Pulmonary Hypertension Specialist
Pulmonary hypertension is a serious condition that requires ongoing management to prevent major health issues. At South Palm Cardiovascular Associates, Dr. Andres Ruiz offers the latest approaches for the safe and effective treatment of PH in patients from throughout Delray Beach, Boynton Beach and Boca Raton, FL, helping men and women enjoy optimal health and wellness.

Pulmonary Hypertension Q & A

Andres Ruiz, MD, FACC

What is pulmonary hypertension?

Pulmonary hypertension or PH is a condition that occurs when pressure increases inside the blood vessels located in the lungs and in the right side of the heart (the side of the heart that receives oxygen-rich blood from the lungs). Pressure increases typically begin as a result of blockages or narrowing in the smaller blood vessels in the lungs, which in turn increases the pressure inside the larger arteries and the heart itself. Over time and without proper treatment and ongoing management, pulmonary hypertension will cause the heart to weaken and become far less efficient at pumping blood, ultimately resulting in heart failure. PH can sometimes be caused by blood clots, chronic obstructive pulmonary disease (COPD) or obstructive sleep apnea (OSA), but often, the cause of PH is undetermined (or “idiopathic”).

What are the symptoms of pulmonary hypertension?

In its early stages, pulmonary hypertension often causes very few or even no noticeable symptoms, leaving many people unaware they have the condition until it progresses to more severe and symptomatic stages. When PH does cause symptoms, they may include:

  • dizziness or fainting

  • fatigue

  • shortness of breath

  • chest pain

  • rapid or racing heartbeat

  • swelling in the feet, ankles and legs

  • cyanosis, a condition that causes a bluish tinge in the nails and lips due to decreased blood oxygen levels

Diagnosis typically is made through a cardiac ultrasound (echocardiography) or with a minimally-invasive procedure called catheterization that measures the pressure inside the right side of the heart.

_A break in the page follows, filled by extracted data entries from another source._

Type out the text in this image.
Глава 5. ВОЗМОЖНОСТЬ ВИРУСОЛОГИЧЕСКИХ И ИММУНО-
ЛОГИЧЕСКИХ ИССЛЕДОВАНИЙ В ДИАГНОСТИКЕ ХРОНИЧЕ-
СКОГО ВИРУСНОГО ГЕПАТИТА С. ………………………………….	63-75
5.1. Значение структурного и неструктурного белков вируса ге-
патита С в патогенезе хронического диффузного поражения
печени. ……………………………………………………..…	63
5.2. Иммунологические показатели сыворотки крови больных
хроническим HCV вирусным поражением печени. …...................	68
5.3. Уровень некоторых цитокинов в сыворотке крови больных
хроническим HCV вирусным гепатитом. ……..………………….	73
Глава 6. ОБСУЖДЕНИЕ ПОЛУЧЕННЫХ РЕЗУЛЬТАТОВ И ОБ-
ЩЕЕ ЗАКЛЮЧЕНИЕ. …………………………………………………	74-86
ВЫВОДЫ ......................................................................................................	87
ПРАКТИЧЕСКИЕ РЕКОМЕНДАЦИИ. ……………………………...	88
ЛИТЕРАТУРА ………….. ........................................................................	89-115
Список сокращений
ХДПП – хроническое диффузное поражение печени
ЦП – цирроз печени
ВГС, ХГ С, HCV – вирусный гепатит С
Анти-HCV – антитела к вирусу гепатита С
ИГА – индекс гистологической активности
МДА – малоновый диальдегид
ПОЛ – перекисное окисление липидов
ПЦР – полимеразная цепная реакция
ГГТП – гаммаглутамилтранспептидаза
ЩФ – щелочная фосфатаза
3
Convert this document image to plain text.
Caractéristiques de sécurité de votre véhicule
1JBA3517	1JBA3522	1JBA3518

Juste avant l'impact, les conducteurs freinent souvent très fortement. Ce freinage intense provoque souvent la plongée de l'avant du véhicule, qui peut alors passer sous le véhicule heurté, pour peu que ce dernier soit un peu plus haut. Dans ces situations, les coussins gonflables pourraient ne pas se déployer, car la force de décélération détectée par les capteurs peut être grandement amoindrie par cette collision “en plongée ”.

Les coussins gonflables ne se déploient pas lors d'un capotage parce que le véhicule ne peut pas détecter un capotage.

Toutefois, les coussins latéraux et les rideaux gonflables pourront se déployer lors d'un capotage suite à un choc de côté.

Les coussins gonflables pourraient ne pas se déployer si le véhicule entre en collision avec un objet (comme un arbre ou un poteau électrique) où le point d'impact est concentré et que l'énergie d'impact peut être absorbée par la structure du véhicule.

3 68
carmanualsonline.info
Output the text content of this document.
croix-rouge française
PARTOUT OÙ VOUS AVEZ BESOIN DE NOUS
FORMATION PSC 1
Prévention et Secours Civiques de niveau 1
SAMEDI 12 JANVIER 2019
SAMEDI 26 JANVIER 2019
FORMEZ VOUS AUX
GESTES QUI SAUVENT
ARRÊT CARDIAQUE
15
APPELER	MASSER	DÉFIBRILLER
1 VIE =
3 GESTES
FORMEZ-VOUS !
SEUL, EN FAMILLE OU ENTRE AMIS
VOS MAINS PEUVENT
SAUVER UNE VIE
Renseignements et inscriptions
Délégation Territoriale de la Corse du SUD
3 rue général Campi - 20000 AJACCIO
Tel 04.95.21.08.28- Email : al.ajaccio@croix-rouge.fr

How is pulmonary hypertension treated?

So far, no cure has been developed for pulmonary hypertension, but there have been many medical advances that have made treatment much more effective. Most cases of PH can be treated with medications, and some patients will need to take combinations of more than one medicine to manage their condition and to prevent serious medical events from occurring. Regular doctor visits and evaluations will be needed to ensure the medications and their dosing remain optimized over time. In instances where medication is ineffective in managing symptoms, surgery may be needed to reduce the pressure inside the lung and the heart or to replace the lung entirely.